September 30, 1802, he was married to, Nancy Erwin, and on December 9, 1838, was married to Drusilla Delaney.
In the constitution of the Holston Church, June 16, 1827, he was a constituent member, and on the same day was chosen clerk of the church. December 20, 1834, he was ordained deacon, Benjamin White and James Poindexter acting as a presbytery. March 20, 1836, he was licensed to preach, and soon after was ordained by the same presbytery, as above mentioned. He at once became pastor of the church and continued as such for some sixteen years, till the infirmities of age made it necessary for him to resign. He was chiefly instrumental in building a house of worship for this newly constituted church, holding church services in his own house till the meeting-house was ready for use.
In 1845 this church was the fifth largest in the Holston Association, numbering 135, with "J. Edwards the spiritual guide." J. Edwards, we might say, was the founder and builder of this church, under God, almost all the converts who came into the church being his spiritual children.

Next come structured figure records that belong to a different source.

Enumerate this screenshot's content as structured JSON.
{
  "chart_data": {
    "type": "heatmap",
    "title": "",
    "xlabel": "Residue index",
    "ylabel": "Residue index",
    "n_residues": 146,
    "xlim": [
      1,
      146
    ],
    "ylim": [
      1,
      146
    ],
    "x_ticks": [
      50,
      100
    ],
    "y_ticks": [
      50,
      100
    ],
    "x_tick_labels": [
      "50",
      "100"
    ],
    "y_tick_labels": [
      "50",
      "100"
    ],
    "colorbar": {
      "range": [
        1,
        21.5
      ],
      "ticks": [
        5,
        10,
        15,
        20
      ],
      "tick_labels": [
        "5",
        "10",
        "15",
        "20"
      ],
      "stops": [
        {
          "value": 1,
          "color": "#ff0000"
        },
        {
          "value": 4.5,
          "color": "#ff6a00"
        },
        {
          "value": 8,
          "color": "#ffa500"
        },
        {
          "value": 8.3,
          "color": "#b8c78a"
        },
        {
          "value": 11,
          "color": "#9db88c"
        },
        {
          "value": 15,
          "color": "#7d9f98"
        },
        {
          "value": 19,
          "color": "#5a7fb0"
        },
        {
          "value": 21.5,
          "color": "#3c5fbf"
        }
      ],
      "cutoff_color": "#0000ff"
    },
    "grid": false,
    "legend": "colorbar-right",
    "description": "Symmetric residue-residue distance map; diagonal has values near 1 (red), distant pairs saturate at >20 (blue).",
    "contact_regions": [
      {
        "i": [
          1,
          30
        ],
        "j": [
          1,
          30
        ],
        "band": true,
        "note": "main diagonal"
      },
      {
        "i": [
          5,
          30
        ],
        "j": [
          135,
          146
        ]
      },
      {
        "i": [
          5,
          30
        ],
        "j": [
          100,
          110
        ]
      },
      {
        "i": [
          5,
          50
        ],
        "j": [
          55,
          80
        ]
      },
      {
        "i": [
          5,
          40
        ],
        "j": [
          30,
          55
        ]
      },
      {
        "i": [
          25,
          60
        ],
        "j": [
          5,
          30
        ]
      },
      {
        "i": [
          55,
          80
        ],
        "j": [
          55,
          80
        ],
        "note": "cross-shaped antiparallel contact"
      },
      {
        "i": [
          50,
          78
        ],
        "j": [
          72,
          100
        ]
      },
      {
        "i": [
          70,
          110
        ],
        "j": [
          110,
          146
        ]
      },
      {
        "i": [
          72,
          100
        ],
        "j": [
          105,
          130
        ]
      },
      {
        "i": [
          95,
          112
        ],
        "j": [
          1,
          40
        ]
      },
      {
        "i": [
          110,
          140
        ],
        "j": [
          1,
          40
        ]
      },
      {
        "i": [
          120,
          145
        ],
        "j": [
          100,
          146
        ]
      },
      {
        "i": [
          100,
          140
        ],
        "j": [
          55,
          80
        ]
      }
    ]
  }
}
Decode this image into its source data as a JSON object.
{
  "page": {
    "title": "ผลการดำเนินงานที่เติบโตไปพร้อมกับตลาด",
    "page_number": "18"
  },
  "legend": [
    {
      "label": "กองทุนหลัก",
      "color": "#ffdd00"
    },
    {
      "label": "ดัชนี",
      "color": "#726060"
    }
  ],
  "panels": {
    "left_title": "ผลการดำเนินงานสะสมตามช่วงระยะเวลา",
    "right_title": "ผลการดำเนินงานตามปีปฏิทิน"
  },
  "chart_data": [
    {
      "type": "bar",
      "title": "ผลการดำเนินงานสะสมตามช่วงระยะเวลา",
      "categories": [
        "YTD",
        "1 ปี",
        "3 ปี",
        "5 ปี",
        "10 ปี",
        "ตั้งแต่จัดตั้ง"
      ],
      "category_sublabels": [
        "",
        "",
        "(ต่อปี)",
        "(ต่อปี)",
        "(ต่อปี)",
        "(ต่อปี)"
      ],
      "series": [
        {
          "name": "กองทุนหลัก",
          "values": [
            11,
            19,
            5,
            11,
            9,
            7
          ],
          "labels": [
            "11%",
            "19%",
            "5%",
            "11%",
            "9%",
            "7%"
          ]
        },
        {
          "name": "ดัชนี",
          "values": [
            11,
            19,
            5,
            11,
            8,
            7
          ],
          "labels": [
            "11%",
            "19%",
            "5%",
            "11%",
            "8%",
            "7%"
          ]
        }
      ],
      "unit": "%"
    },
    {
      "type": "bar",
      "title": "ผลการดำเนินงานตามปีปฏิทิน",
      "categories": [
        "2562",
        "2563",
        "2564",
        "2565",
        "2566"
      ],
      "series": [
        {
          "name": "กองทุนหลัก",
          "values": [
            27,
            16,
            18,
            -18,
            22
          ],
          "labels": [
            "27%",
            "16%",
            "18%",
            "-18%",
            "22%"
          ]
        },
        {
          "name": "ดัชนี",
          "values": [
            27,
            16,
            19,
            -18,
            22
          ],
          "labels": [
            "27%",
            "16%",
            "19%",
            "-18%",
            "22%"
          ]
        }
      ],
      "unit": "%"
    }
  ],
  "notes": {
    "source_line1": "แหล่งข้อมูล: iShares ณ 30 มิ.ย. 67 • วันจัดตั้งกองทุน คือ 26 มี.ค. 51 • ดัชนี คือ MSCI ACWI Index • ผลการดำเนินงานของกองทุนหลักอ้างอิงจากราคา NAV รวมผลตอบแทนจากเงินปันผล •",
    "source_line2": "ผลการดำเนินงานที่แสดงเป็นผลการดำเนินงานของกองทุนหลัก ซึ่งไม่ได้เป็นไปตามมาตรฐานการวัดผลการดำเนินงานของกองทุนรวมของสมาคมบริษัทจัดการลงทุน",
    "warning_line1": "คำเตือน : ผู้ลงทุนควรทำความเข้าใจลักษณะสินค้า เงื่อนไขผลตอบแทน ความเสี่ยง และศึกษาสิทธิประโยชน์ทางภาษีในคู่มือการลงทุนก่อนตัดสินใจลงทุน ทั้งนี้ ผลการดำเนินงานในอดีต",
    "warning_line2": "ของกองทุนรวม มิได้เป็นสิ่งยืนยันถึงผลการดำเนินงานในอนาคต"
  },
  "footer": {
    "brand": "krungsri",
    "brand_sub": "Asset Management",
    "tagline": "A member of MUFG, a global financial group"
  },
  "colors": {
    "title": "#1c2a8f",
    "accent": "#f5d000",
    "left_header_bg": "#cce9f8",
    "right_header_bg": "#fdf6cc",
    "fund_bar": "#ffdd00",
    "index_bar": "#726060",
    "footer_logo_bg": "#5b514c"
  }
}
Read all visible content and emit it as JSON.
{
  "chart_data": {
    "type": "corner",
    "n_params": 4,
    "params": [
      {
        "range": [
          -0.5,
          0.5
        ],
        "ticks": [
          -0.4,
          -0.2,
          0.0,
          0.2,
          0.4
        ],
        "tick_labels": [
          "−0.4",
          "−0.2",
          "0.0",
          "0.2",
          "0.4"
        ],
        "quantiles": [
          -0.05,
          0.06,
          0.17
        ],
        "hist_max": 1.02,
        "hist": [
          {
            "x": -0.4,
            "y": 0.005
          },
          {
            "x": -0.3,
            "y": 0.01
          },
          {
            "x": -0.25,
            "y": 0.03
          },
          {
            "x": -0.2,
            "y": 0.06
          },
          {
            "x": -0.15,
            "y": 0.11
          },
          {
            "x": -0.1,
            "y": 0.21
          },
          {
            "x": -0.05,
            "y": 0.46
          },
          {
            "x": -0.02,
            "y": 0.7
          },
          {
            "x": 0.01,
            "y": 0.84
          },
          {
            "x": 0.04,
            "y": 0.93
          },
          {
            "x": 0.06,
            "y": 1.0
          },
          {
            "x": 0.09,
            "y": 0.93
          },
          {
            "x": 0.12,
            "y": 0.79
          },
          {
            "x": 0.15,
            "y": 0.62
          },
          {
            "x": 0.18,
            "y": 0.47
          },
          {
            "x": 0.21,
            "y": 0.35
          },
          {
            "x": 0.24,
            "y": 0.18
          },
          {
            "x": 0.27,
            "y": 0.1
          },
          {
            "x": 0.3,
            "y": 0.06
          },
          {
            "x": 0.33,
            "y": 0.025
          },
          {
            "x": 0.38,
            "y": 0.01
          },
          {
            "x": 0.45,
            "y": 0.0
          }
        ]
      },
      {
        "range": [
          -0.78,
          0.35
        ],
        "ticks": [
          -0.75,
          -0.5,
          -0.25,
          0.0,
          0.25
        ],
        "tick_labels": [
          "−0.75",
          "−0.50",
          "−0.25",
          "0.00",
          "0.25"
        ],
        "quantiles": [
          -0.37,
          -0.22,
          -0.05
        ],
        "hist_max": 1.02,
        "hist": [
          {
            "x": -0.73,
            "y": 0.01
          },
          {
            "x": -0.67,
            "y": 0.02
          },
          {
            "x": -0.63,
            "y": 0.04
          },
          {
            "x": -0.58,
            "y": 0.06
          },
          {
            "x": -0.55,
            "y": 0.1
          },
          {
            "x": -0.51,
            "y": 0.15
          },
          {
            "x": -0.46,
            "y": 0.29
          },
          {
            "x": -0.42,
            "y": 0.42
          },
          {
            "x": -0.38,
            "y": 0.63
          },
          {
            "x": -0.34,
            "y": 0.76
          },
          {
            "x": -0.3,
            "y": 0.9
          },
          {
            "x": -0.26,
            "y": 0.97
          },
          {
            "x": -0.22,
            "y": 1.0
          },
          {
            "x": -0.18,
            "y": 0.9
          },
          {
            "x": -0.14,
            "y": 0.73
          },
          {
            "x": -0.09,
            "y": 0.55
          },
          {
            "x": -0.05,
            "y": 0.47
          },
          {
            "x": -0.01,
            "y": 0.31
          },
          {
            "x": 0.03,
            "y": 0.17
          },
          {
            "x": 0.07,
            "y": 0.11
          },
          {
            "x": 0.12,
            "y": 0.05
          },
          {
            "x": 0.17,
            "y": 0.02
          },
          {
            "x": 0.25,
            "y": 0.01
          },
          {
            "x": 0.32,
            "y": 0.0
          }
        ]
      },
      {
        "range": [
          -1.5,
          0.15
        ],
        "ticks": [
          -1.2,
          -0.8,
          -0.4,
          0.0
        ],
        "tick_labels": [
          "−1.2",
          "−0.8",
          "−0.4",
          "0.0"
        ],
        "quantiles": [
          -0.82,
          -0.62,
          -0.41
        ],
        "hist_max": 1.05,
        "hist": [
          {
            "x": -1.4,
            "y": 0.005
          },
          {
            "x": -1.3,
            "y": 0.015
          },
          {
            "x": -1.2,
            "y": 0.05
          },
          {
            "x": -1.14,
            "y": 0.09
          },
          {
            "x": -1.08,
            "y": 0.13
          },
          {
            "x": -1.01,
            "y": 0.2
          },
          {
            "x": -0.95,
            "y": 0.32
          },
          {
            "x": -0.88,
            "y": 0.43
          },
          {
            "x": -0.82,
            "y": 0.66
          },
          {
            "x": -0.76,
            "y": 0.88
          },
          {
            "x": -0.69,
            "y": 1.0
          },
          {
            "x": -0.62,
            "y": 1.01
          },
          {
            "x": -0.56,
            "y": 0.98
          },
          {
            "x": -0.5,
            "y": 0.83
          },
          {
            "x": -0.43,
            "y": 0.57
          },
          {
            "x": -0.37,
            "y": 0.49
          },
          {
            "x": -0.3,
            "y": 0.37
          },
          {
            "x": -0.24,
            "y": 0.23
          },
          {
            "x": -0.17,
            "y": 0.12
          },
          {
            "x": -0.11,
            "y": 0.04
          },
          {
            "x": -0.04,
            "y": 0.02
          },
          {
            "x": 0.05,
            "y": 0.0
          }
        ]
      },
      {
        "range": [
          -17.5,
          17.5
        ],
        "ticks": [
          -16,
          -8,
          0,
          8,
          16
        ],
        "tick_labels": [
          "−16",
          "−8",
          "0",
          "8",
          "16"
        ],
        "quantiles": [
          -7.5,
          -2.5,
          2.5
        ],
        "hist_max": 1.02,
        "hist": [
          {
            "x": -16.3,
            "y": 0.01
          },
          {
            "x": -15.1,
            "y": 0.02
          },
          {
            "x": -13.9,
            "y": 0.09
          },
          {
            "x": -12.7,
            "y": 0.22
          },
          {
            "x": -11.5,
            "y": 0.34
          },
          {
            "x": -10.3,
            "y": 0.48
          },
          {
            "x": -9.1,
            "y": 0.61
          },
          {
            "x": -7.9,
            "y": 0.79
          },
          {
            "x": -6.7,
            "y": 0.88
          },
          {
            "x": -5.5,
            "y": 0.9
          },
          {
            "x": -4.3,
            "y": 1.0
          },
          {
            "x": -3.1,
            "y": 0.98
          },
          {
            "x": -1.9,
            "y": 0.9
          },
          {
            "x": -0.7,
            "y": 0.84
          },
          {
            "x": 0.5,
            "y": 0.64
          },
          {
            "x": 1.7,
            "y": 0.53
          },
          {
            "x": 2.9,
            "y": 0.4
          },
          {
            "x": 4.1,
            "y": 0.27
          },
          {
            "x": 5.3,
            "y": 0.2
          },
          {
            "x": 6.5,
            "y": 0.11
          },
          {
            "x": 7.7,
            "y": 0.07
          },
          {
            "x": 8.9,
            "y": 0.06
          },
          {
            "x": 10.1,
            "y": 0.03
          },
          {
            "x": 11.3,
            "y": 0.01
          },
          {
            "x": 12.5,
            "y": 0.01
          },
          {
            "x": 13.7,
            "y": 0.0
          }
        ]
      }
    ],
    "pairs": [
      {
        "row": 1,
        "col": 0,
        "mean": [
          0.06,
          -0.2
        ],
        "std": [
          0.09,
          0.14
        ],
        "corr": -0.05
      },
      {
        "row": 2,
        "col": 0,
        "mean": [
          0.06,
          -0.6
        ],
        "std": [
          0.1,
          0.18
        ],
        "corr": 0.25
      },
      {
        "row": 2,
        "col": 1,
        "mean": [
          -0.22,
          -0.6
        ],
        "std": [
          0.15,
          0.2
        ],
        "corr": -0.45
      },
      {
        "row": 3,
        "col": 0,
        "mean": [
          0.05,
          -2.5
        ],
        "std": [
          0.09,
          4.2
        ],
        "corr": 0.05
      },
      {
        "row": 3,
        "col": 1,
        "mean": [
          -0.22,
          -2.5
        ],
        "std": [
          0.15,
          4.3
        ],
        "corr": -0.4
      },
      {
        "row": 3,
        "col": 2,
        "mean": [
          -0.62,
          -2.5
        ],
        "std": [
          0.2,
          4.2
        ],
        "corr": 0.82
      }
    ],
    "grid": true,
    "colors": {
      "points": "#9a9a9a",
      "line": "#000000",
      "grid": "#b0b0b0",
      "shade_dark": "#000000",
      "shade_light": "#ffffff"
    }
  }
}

Joshua Edwards was a good preacher, a good clerk, and a good writer. In 1845 he was Benedict's correspondent for the Holston and other associations. In the capacity of correspondent or reporter for our great historian he rendered a great service to the denomination, preserving and giving publicity to valuable matters of history which otherwise might have perished. In the "extensive revivals of religion in the Holston community," reported by him, and by which the "numbers of the Association were augmented," he himself had no mean part.
He was greatly loved by his people, and upon his death., March 18, 1859, his church memorialized him in her minutes, and the same year sent an obituary notice to the Association, speaking of him in the very highest terms.
Burnett, J .J. Sketches of Tennessee's Pioneer Baptist Preachers. Nashville, Tenn.: Press of Marshall & Bruce Company, 1919.